Updated Constraints on Large Field Hybrid Inflation

TL;DR

This paper reevaluates large field hybrid inflation models considering recent observational data, identifying parameter regimes that align with Planck and BICEP2 results, especially where slow-roll violations influence predictions.

Contribution

It provides a detailed analysis of hybrid inflation dynamics, including slow-roll violations, and identifies parameter spaces compatible with current cosmological observations.

Findings

Certain parameter regimes match Planck and BICEP2 data.

Model predictions can degenerate with quadratic potential in some cases.

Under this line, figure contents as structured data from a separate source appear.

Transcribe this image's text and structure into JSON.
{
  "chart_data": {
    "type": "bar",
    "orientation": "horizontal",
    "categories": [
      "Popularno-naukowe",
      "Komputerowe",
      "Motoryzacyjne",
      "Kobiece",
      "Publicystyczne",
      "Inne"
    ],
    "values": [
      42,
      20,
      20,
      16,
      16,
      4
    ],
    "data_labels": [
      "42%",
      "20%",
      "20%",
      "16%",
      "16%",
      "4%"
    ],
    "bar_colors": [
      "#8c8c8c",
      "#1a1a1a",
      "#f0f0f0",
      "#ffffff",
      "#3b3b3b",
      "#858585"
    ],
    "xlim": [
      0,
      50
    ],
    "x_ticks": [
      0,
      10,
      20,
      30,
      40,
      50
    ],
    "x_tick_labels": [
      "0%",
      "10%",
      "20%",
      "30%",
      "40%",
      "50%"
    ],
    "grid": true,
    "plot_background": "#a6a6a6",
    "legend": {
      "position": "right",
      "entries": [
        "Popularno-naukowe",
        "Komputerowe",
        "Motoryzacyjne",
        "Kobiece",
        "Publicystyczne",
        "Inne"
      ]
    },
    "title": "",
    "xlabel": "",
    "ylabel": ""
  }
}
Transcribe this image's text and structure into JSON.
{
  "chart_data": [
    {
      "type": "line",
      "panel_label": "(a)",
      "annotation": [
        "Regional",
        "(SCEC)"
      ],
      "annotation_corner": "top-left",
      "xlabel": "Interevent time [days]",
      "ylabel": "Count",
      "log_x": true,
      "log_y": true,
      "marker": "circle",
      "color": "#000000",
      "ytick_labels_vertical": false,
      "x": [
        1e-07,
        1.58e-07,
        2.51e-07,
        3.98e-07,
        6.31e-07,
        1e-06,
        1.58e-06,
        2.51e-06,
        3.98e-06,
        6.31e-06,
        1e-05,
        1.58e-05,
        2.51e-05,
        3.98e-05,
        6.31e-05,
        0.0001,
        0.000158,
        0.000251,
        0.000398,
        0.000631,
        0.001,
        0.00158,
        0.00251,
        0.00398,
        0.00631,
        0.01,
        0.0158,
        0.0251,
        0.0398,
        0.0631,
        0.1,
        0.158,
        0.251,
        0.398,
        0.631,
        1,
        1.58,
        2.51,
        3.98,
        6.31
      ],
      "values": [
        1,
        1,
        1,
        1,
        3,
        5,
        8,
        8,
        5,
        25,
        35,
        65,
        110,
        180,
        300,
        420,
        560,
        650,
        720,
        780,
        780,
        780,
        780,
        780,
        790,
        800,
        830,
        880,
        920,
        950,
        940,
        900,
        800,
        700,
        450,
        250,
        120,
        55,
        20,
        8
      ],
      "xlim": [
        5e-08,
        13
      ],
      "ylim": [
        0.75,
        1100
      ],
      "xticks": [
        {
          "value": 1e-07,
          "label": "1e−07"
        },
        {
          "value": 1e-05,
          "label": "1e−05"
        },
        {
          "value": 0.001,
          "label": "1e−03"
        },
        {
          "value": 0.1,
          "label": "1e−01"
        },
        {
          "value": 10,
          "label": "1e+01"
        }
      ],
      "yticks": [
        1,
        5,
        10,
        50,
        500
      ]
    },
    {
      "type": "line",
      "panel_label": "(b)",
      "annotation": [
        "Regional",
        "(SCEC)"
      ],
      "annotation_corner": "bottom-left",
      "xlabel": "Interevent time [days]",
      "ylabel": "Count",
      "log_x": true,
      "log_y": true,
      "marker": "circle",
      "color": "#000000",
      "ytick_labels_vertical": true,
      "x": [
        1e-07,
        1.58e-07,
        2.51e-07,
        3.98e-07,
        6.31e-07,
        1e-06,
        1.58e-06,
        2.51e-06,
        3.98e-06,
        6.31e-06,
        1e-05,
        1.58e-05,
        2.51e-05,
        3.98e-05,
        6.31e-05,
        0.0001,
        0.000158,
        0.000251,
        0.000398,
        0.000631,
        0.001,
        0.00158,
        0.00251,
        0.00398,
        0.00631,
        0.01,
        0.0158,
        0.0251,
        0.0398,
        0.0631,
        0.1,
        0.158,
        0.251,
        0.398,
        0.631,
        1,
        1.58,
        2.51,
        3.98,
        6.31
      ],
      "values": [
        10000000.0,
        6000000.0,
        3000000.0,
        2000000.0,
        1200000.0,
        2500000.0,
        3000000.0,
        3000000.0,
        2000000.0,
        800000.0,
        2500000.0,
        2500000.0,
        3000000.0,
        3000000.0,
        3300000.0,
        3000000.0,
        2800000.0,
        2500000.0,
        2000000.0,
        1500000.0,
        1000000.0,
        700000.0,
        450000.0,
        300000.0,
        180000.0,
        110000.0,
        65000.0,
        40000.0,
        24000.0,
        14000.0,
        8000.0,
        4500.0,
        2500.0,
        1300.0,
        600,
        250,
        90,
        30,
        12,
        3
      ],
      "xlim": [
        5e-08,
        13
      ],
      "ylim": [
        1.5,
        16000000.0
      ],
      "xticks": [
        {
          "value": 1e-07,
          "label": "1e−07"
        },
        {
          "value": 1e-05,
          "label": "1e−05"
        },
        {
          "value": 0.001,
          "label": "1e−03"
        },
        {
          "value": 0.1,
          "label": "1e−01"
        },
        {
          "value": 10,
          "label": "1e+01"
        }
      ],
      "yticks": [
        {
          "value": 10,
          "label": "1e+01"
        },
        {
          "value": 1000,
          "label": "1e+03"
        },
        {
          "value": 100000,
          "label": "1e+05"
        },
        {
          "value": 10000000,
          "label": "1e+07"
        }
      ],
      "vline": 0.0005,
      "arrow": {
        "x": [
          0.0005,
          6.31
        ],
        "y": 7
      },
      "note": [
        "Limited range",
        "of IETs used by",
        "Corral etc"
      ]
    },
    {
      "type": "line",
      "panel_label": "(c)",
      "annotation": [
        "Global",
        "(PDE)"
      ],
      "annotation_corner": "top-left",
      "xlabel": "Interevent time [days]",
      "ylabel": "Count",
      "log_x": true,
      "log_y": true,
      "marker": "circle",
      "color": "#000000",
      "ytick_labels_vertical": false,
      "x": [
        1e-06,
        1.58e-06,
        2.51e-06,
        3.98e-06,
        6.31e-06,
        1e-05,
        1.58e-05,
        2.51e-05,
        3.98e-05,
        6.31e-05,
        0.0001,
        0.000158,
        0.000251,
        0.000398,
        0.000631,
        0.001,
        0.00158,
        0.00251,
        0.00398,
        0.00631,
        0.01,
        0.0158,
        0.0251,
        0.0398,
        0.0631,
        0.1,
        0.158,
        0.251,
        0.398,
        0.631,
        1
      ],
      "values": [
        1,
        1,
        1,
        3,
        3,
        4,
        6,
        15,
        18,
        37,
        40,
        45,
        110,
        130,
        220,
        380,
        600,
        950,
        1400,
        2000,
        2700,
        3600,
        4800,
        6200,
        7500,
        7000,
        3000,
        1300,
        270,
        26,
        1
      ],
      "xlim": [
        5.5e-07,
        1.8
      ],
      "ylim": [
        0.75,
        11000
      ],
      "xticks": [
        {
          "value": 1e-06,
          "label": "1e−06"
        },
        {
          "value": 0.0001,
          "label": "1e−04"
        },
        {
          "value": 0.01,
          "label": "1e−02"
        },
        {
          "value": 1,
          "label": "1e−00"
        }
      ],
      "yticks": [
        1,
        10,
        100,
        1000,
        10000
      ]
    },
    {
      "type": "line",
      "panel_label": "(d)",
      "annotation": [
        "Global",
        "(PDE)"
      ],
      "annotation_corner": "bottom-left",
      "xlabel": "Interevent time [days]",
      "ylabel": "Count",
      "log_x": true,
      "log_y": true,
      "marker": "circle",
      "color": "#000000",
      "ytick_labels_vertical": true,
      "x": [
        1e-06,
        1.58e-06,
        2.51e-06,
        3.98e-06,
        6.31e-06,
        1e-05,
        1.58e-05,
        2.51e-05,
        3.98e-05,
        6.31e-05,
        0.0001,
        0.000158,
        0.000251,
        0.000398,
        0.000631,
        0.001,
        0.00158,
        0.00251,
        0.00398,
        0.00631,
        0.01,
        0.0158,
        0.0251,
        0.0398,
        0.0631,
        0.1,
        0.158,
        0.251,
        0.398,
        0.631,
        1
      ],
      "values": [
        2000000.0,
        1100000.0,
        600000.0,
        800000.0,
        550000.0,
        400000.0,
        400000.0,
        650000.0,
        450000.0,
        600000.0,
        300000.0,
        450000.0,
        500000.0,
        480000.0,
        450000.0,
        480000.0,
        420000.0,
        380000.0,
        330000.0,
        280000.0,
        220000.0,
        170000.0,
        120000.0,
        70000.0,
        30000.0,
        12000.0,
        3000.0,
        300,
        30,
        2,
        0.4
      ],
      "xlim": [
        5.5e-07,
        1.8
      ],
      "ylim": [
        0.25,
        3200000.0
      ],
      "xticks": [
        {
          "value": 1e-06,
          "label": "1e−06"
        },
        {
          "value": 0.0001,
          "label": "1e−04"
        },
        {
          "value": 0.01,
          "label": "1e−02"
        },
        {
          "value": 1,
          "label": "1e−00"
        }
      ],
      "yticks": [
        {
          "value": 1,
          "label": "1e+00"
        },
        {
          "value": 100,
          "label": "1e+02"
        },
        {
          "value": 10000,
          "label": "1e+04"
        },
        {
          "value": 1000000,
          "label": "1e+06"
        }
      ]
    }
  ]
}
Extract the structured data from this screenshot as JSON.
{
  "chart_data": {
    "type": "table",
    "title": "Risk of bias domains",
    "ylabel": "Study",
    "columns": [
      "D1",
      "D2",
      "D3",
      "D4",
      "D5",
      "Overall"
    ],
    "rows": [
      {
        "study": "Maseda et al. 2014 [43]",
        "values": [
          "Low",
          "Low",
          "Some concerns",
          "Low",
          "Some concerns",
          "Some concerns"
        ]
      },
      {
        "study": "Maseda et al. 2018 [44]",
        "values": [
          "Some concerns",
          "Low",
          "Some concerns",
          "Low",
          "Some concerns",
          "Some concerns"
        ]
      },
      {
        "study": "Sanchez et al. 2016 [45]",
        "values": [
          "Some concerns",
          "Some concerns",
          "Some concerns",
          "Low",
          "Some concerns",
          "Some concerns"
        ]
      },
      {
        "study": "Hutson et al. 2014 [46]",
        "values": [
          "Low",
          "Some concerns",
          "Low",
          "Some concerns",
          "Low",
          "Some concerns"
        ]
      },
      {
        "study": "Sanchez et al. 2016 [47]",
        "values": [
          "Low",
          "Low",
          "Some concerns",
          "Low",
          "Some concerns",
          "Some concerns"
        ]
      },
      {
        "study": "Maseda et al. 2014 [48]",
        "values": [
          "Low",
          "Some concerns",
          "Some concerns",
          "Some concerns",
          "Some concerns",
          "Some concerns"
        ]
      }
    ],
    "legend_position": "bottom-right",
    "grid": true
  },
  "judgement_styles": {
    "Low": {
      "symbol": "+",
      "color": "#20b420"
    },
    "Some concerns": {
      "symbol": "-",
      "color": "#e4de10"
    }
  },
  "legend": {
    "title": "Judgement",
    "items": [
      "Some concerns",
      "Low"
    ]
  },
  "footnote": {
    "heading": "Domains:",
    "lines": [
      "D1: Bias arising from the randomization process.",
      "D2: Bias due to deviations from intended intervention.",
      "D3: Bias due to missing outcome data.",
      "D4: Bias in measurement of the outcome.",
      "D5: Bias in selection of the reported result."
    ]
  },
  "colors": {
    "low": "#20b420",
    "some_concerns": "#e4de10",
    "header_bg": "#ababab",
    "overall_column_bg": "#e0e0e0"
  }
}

Hybrid inflation is favored over other models based on chi-squared analysis.

Abstract

We revisit the status of hybrid inflation in the light of Planck and recent BICEP2 results, taking care of possible transient violations of the slow-roll conditions as the field passes from the large field to the vacuum dominated phase. The usual regime where observable scales exit the Hubble radius in the vacuum dominated phase predicts a blue scalar spectrum, which is ruled out. But whereas assuming slow-roll one expects this regime to be generic, by solving the exact dynamics we identify the parameter space for which the small field phase is naturally avoided due to slow-roll violations at the end of the large field phase. When the number of e-folds generated at small field is negligible, the model predictions are degenerated with those of a quadratic potential. There exists also a transitory case for which the small field phase is sufficiently long to affect importantly the observable predictions. Interestingly, in this case the spectral index and the tensor to scalar ratio agree respectively with the best fit of Planck and BICEP2. This results in a \Delta \chi^2 \simeq 5.0 in favor of hybrid inflation for Planck+BICEP2 (\Delta \chi^2 \simeq 0.9 for Planck only). The last considered regime is when the critical point at which inflation ends is located in the large field phase. It is constrained to be lower than about ten times the reduced Planck mass. The analysis has been conducted with the use of Markov-Chain-Monte-Carlo bayesian method, in a reheating consistent way, and we present the posterior probability distributions for all the model parameters.